Absorbed by the sight of the ghosts, Patri had come almost too close to the edge. When she realized this, she took a step back. She observed them in the half-light, although they were a little too high, relative to her line of sight, for her to study them in detail. She could tell that they were the same as ever; what had changed was the light. She had never seen them so late in the day, not in summer. The unreal look they had in the saturated light of siesta-time, at once so shocking and so reassuring, like idiotic bobbing toys, had evaporated in the dramatic half-light of evening. They rose up in front of her quite slowly; but, given her previous experiences, Patri had reason to believe that their slowness was swarming with a variety of otherworldly speeds. Seen from the right distance, what seemed almost as slow as the movement of a clock’s hand could turn out to be something more than mere high velocity; it could be the very flow of light or vision.

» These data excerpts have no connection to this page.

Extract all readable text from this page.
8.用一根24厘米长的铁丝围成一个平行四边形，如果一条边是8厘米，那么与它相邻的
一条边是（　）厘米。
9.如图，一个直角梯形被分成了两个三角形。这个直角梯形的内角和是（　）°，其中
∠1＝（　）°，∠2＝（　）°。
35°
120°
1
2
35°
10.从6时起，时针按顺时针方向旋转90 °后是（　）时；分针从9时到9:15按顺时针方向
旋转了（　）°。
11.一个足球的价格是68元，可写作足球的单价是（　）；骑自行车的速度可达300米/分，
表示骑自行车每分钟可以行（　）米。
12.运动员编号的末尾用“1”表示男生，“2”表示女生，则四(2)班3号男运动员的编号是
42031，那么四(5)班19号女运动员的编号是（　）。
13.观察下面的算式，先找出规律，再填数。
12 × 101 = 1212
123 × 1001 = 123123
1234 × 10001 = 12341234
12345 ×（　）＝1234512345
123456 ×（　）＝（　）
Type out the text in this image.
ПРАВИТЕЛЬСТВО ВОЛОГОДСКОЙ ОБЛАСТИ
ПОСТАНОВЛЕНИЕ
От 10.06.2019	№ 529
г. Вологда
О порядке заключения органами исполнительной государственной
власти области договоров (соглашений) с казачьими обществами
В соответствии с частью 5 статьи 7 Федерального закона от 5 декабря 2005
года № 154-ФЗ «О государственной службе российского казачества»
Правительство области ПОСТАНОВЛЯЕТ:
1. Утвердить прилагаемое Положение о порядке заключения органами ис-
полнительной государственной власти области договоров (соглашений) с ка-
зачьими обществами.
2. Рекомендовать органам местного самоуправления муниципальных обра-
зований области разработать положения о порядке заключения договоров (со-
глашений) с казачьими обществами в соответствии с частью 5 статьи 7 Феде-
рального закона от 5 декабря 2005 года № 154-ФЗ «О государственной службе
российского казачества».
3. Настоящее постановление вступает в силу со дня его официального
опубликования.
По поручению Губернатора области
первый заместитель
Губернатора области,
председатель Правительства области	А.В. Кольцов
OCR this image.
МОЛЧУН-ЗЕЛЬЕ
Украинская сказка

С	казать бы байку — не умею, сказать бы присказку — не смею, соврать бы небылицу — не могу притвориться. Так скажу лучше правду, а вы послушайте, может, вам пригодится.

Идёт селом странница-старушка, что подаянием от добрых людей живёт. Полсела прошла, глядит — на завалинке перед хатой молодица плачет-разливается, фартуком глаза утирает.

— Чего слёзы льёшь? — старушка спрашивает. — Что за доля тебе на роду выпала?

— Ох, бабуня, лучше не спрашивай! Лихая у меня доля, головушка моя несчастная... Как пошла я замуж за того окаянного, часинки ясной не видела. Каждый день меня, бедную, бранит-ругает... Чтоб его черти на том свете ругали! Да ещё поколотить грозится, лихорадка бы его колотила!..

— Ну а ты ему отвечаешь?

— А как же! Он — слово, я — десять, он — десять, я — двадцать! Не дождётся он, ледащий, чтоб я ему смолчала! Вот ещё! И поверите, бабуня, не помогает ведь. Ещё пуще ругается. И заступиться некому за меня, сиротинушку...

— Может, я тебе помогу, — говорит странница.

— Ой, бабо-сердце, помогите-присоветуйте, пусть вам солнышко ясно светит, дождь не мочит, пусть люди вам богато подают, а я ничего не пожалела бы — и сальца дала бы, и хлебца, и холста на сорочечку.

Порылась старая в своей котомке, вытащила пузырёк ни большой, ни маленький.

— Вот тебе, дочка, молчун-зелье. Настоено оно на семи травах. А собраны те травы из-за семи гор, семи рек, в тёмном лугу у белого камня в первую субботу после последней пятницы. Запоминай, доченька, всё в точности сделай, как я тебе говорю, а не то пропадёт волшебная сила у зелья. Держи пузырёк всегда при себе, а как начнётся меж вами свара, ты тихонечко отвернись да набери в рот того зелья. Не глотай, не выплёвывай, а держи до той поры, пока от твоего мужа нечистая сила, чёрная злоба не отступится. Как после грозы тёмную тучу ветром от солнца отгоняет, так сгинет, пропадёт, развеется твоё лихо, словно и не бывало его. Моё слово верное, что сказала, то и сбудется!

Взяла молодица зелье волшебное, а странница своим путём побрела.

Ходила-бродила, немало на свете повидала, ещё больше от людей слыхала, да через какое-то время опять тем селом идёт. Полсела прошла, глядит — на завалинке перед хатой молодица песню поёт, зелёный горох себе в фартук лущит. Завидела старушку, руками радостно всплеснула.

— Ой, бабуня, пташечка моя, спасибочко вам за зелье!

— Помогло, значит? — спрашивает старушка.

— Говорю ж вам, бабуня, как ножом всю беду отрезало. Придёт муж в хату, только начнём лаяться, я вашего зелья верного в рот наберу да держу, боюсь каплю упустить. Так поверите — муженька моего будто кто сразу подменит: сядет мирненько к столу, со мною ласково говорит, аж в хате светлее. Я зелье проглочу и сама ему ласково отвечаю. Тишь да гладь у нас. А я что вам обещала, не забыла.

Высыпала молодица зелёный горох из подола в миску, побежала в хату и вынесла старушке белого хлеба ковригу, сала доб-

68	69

In this new, late apparition, their bodies had become three-dimensional, tangible; and what bodies they were, such depth and strength! The dust that covered them had become a splendid decoration; now that it didn’t have to absorb tremendous quantities of sunlight, it allowed the dark golden color of their skin to show through, and accentuated their musculature, the perfection of their surfaces. Here were the bulging pectorals she thought she had seen in normal, living men, the well-proportioned arms, the symmetrically sculpted abdomens, the long smooth legs. And their genital equipment, somewhat curved, but also slightly raised by the sheer force of its own bulk (it’s true she was looking from below), was different from anything she had seen, as if more real, more authentic.

They watched her as they rose, since they were rising and moving forward, toward the fifth floor, at the rear of the building. They looked down at her and smiled an indecipherable smile.

Who’s throwing the party?

We are.

They were no longer laughing as if possessed. They were speaking, with warm voices and words she could understand, in a Spanish without accent, neither Chilean nor Argentinean, like on television. They were speaking to her, and it was like being addressed by television characters. She was even more surprised by the way they seemed to be rational. Her surprise crystallized the feeling that had made her come downstairs; that vague, indefinite worry and alarm were becoming a specific torment, a pain, which was indefinable too, but for different reasons, as if it were impossible for her to touch the most genuine reality, the reality of a promise that eluded her grasp. Not that the ghosts had aroused her desires; that was, of course, impossible; and yet, in another sense, they had. Some desires, while less exact and practical, are no less urgent, or even less sexual. She told herself she shouldn’t have heeded her curiosity, she should have resisted. But it was useless. She would do it again, a thousand times, as long as she lived.